Monday, August 03, 2009

Being a Mom in Two Generations

I'm talking about parenting in my new True/Slant post. I wonder how many of you will relate to how I feel as a mom, straddling two generational styles of parenting...?

It's a bit of a lengthy one, so get your cup of tea/coffee, and piece of chocolate!

5 comments:

janelle said...

It's a great article! I'm panicking a little about being a mom soon. I guess I didn't realize how much it involves! *gasp*

Carrie™ said...

Although I'm not a mother, some of my friends are and I see them doing a lot, if not all, of the things you discuss in the article. I quite often wish for simpler times because I sometimes just feel like there is too much going on. I can't imagine having to do your own thing, AND do all of that for your children. My mother was a working woman when I was in my early teens & I'm amazed she managed to do it all. We didn't have take out, we had home cooked meals every night, we had lunches packed for us, laundry done, etc. We were given chores to help out (washing dishes, vacuuming & helping start dinner were mine - from which I developed a love of cooking) but looking back, I realize she was a superwoman. Fads and trends come and go. Times change. Let's hope that the majority raise respectful, compassionate, self-sufficient individuals, who will in turn, raise their own children using their parents example the way you have tried to do in a completely different world from the one we grew up in. Bravo Dreena!

Becky said...

I can completely relate to your article. I have 2 kids with one on the way and I really have to dig in my heels not to over-schedule my kids! We live in a neighborhood full of kids and thankfully they do occasionally have neighbor friends knock on the door to see if they can come out and play! However, this summer many of the families on our street have their kids in day-camp all day and our neighborhood has felt pretty lonely. Our kids have one activity (gymnastics) once a week and that's it for the summer. During school I just can't bring myself to schedule extra-curricular activities for my older son, because between school and homework (yes, HOMEWORK for a kindergartener!), I think he needs all of the remaining free time to just play.

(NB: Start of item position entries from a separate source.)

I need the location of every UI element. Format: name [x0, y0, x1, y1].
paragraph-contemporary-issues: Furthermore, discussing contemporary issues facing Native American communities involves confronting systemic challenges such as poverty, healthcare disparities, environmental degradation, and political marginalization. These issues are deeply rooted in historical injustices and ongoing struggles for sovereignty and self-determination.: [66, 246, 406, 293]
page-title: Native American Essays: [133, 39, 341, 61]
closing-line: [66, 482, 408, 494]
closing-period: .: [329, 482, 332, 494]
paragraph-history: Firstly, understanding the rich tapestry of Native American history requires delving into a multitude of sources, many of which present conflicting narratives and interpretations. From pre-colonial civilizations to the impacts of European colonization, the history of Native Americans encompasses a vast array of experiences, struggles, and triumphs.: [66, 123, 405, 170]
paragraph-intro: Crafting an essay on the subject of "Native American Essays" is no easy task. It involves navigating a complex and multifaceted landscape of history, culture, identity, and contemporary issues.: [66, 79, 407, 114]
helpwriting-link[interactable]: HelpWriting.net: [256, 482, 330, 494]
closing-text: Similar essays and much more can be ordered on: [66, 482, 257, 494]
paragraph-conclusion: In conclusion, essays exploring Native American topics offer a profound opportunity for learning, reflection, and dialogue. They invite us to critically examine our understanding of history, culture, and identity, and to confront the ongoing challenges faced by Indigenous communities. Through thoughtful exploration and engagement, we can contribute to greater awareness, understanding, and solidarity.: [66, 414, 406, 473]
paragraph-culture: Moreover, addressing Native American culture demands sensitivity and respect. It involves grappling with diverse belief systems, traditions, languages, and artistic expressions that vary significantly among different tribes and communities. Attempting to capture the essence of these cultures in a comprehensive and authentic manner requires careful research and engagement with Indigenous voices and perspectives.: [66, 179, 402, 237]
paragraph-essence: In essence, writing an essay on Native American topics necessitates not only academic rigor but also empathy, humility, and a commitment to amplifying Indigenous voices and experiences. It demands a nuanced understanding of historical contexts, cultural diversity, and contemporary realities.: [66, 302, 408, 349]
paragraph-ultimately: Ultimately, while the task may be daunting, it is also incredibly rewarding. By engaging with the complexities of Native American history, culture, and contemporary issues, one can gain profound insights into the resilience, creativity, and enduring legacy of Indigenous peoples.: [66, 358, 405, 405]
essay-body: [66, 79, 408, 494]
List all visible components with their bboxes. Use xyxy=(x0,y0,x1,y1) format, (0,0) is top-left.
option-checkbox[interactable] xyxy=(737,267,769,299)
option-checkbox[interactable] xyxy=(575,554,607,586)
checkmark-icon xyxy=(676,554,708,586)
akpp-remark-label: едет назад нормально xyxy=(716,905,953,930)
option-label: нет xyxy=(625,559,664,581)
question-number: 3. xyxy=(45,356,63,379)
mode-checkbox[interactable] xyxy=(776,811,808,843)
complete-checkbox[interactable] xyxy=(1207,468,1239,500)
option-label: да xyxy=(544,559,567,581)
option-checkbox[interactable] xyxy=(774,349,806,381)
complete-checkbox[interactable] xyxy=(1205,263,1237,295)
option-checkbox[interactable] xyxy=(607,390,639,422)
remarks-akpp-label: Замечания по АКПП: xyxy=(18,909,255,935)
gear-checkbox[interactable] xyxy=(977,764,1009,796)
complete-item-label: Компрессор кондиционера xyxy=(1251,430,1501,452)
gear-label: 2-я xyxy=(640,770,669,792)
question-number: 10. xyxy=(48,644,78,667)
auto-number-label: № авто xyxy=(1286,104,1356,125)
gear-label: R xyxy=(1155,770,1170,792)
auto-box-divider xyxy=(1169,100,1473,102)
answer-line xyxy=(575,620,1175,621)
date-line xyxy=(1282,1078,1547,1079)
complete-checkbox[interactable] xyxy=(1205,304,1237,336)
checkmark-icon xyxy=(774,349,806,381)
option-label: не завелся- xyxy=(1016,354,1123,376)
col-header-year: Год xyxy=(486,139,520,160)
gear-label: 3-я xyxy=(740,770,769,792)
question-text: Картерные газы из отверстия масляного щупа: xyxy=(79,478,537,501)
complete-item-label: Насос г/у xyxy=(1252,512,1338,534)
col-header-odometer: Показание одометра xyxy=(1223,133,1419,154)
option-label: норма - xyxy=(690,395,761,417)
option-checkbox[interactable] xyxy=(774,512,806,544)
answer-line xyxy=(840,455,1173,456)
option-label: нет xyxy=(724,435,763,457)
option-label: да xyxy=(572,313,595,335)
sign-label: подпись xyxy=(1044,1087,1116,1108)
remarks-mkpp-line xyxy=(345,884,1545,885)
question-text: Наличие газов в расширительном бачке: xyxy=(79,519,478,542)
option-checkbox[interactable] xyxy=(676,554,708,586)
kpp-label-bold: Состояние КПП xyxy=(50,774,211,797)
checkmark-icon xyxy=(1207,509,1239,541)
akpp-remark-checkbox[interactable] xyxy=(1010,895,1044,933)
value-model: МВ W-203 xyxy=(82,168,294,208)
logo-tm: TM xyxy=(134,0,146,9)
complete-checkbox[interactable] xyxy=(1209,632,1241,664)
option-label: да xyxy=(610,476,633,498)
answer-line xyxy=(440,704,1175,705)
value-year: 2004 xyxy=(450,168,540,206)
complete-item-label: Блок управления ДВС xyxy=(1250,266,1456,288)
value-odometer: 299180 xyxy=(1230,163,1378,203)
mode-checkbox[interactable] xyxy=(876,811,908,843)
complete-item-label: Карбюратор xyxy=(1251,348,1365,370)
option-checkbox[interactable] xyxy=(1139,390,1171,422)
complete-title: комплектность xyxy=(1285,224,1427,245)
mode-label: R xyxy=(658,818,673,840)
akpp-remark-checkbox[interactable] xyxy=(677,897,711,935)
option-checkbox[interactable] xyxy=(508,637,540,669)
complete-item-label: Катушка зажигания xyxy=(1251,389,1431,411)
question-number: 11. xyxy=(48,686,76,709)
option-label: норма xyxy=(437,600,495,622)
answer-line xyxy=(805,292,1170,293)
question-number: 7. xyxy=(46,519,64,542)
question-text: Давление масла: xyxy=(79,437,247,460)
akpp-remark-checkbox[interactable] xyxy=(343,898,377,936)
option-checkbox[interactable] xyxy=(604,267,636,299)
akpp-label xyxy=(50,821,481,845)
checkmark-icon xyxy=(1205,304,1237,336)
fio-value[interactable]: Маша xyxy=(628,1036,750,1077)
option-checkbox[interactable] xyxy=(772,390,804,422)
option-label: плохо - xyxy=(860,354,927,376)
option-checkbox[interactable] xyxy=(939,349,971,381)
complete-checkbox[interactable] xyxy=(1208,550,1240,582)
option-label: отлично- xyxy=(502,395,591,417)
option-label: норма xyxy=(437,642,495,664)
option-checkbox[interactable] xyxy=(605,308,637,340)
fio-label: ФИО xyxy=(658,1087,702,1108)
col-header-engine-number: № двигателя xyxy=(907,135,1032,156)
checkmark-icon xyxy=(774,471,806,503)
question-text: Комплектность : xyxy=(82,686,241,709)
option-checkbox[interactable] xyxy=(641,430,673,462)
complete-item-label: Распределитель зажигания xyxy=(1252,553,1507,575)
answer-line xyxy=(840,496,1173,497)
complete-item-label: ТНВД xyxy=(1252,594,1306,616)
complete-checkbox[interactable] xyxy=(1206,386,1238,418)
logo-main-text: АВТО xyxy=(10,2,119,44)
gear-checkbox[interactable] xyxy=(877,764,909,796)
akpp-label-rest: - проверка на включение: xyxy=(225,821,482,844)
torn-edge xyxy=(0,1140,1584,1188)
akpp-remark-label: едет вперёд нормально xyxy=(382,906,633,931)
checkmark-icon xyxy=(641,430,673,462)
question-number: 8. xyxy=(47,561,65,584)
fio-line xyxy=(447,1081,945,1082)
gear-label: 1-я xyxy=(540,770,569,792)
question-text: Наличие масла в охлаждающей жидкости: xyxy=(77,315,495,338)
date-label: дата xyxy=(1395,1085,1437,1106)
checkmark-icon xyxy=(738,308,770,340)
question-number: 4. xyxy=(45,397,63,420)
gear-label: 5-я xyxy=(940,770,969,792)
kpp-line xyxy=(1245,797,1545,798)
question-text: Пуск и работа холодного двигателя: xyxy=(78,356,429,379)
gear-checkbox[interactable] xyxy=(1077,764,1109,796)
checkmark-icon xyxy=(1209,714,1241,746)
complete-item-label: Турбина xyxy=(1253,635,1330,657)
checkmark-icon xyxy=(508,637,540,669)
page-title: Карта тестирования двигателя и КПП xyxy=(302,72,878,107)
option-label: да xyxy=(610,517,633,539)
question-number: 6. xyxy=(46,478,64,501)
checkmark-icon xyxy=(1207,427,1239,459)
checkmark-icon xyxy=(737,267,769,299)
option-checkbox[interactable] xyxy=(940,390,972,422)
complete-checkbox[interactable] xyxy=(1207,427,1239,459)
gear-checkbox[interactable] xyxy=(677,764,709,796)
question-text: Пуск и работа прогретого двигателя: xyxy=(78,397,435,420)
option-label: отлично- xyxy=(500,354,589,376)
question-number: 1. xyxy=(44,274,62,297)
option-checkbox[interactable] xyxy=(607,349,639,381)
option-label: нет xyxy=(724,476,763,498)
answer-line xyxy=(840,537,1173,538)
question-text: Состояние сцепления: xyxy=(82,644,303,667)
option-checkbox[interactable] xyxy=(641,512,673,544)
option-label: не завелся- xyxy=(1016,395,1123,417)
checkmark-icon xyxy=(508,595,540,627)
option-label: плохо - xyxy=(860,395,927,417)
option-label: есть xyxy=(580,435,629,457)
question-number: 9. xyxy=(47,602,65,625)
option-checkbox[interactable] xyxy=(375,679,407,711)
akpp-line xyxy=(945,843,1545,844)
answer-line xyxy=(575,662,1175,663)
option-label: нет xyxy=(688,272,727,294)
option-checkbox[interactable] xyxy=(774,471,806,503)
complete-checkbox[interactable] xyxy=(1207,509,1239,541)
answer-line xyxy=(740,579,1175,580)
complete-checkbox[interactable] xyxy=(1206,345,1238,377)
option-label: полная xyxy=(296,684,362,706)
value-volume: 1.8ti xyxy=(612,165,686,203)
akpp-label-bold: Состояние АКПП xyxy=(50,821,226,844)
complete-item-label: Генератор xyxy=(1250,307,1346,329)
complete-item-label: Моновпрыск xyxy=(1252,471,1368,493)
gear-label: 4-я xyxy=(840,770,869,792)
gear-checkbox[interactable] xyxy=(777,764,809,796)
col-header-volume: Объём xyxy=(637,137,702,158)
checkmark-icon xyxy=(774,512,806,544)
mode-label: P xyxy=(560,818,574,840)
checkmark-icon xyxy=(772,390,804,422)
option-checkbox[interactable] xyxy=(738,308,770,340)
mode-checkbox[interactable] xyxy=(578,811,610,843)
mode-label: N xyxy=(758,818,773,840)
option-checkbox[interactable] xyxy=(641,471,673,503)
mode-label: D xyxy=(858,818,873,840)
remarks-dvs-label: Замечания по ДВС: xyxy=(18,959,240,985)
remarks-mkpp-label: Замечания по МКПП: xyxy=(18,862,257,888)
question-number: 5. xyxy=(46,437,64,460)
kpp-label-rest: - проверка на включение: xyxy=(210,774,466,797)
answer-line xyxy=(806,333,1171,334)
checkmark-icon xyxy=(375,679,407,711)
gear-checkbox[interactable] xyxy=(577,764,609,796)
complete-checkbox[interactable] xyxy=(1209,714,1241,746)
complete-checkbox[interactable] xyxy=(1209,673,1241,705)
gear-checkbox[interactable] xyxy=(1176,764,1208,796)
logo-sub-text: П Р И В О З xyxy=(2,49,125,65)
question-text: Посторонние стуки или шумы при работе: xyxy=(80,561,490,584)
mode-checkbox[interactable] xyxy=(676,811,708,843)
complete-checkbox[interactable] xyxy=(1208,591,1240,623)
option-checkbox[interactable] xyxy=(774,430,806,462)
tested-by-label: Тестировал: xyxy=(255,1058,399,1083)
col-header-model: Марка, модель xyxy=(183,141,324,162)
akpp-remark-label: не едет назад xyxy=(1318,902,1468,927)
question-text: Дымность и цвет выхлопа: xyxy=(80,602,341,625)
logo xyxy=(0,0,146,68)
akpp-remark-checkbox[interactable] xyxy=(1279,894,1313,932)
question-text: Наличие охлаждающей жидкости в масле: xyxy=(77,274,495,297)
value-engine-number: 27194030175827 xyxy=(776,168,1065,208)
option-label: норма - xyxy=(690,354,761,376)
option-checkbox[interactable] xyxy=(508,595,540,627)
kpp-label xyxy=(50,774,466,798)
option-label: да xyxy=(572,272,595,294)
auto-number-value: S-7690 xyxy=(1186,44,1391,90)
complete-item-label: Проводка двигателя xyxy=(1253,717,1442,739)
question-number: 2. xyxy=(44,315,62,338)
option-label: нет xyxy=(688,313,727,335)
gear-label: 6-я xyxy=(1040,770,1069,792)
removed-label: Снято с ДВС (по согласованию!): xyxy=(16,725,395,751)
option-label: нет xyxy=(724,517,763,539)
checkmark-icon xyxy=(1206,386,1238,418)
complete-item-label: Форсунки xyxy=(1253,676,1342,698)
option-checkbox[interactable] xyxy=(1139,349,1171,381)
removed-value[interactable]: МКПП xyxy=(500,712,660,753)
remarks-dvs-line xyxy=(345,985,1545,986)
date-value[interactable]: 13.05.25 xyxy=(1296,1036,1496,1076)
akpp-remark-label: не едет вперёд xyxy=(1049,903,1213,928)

I can totally relate to the longing to not have to plan playdates. It is too stressful! When I invite a mom and child over for a playdate I feel this sudden pressure to get the bathrooms freshly cleaned and the floor mopped. I find myself hesitating to call up and invite my kids' friends over because it is exhausting on my part!

Thanks for the article...I am glad not to be the only one in this boat!o

Amy said...

As a Mum of 3 I can totally relate! Your article could have been written about my life and experiences as a child and as a Mother now, I often wish things were more like they were in the past. I barely allow my children to go out and check the mail box without hovering in the window to make sure they are okay and even though my eldest is in Year 4 I would never dream of letting her walk to school, where I was walking myself years before I was her age.

I too do my best to have home cooked meals on the table and some things we have kept as they were...canteen lunches for example are a treat you have a few times a year, not a daily occurance at school. Striking a balance is hard though!

Fantastic article Dreena!

Dreena said...

puggies, I don't mean to freak you out! It all comes gradually, trust me. I remember watching other parents before having our first and thinking 'how do they manage all of that'. But really, you adjust to stages and things change. Newborns and babies require a lot of time in one way, and then they develop into toddlers and require less feeding/changing/sleep management but are getting into a lot of things and need to be supervised a great deal, then they gain more independence when they are 3'ish, and then soon after preschool and school begins. It's then the activities and parties and such begin... but every stage is as fun as it might be trying at time, and you really find your feet as you go... so deep breaths, girl, you'll be fine! :)

Carrie, thanks for that. I love that your own family role helped you develop the love for cooking that you now have. I think when we have that kind of upbringing where home and family is what is important and with a focus on the family, we then feel sad to see how it has disintegrated in many ways with trying to keep up with the times. Thanks for your encouraging words. xo

Rebekah, thanks for your feedback, and oh I am with you about the playdates! And I've talked to girlfriends who also agree that they feel stressed when organizing them. The only play dates I don't feel that way about are for a couple of good friendships that have developed with our children (and us with the parents). Other than that, I feel play date pressure, just as you explained! And, that's kinda sad that you neighborhood is like a ghost town with kids in summer camps. We used to love gathering with so many friends in the summer to play games and hang together.

Thanks so much, vegetation. It's good to know that others feel the same, b/c sometimes I think I must be some kind of mommy rebel!!